A player garnered through the regular draft in June (players from the United States, Canada, and Puerto Rico) is more like a regularly traded stock. The first round players, even with the high signing bonuses and sometime-major league contracts, are paid well below their true market value they could garner as free agents. Think of these players within the first 10 rounds as companies that most people on the street have heard of and would be able to purchase. Jameson Taillon would be like a mid-size bank, not a BNY Mellon or Wells Fargo, but maybe a PNC...a solid investment as a stock but affordable for anyone to buy the stock as part of their portfolio.
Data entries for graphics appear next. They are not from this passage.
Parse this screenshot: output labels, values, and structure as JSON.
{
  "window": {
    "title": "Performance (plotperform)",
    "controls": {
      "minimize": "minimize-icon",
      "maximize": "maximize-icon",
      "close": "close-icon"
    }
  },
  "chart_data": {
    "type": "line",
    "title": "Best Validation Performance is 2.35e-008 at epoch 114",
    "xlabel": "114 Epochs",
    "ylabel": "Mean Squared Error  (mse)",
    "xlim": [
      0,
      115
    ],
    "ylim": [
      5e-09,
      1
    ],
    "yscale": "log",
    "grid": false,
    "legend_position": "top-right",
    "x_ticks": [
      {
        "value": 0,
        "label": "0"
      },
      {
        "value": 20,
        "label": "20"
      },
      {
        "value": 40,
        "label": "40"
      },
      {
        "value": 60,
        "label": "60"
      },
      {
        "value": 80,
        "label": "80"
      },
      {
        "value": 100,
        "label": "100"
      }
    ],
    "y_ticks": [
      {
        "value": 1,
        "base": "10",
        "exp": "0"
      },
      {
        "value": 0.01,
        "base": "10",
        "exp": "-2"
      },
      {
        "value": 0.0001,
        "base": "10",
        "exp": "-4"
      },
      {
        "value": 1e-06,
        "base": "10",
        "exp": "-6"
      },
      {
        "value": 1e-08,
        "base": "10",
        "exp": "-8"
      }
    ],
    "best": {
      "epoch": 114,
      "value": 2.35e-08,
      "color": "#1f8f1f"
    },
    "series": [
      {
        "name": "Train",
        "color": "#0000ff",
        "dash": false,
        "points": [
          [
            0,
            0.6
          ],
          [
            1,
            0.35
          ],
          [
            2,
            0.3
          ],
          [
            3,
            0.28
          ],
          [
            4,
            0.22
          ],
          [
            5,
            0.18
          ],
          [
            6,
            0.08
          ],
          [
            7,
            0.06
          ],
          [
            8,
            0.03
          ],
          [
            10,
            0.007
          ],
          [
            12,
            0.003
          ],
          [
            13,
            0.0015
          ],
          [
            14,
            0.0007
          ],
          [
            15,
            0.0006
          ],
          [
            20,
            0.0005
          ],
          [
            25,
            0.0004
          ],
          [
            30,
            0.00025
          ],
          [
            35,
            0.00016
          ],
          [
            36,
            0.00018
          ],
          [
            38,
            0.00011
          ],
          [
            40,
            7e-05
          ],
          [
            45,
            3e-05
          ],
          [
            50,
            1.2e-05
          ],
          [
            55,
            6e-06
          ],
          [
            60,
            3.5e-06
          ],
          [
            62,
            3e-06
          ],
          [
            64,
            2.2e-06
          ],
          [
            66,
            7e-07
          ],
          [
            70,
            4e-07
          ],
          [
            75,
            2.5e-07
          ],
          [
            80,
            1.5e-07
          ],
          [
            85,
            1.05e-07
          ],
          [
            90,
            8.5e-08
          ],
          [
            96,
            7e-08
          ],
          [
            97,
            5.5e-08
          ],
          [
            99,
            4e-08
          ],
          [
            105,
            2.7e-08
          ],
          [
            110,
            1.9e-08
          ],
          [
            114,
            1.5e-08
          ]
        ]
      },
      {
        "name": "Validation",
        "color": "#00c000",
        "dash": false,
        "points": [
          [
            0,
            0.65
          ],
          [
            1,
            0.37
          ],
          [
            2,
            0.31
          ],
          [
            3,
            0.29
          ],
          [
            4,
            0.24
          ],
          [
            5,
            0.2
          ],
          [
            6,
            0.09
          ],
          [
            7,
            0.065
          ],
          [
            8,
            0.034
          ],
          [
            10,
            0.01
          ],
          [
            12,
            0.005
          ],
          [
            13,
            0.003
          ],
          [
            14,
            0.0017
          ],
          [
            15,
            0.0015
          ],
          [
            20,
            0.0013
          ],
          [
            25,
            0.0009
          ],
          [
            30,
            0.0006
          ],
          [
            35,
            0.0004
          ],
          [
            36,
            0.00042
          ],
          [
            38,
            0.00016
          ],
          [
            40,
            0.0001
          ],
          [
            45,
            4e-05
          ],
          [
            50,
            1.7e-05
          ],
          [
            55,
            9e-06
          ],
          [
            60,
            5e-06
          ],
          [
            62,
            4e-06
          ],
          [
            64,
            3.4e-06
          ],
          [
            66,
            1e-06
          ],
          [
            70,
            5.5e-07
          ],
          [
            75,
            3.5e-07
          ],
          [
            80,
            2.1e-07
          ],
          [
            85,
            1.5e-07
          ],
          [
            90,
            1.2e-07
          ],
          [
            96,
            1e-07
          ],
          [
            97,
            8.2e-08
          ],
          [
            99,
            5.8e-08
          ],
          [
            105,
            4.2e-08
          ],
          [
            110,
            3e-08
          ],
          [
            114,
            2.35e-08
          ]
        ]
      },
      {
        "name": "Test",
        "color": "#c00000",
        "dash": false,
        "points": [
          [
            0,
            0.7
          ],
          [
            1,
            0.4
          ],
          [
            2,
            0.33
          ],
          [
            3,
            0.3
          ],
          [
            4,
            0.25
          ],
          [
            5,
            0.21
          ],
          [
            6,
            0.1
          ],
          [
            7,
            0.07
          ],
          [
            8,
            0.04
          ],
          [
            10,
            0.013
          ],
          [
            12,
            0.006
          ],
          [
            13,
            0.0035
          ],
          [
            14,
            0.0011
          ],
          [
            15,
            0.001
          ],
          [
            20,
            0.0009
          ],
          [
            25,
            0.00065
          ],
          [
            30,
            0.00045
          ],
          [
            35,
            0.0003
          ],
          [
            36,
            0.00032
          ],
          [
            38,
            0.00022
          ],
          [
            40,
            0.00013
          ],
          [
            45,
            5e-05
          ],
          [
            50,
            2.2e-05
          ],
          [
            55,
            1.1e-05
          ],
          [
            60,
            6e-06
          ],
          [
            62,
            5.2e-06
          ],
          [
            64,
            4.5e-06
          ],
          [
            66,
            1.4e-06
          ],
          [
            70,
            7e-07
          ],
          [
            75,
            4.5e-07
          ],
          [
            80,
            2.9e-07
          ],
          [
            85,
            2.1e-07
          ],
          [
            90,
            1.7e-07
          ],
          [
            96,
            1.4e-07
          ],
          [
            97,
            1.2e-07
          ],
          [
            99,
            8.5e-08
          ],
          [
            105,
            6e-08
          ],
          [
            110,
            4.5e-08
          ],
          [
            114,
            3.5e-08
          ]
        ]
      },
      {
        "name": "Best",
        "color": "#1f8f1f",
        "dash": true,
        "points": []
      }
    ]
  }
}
Players after the 10th round, who for the most part sign for $20,000 or less, are like penny stocks. Everyone gets a "hot tip" from time to time from a friend, or a friend of a friend, about a stock that is guaranteed to take off in the very near future. This could be, hypothetically, an oil exploration company that has a sizeable option on a huge tract of land in an unstable African country. You think, "What the heck. If it hits, I'm swimming in cash for just a small investment." Then you wake up one day and read that the President of this banana republic has died and the country has been taken over by the military junta. And then the bottom of the oil industry falls out. Hypothetically of course. Needless to say, that penny stock didn't develop as you hoped, but you really didn't invest much. That's like a 35th round pick signed for $5000.

And just like the real stock market, there are the true blue chips stocks. The Apples, the Googles, the Berkshire Hathaways. These stocks are usually very expensive and it seems like you always buy them high. There aren't sales on these types of stocks. You're buying them knowing their past performance and can safely project their future. You buy them to buffer your portfolio, not necessarily get rich off them. These stocks are equivalent to the first tier of free agents each year. This year, Cliff Lee is like Google. When Alex Rodriguez was a free agent the first time, he was like Apple....Apple was already pricy, but you knew it/he was still going up in performance.

Essentially this human stock market serves to de-humanize these players. You sometimes just think of them as assets and forget they are real people. I sometimes catch myself thinking in a very mechanical fashion about these players, trying not to get too attached to them. Because you never know when a company will buy out your company or when your company will go bankrupt.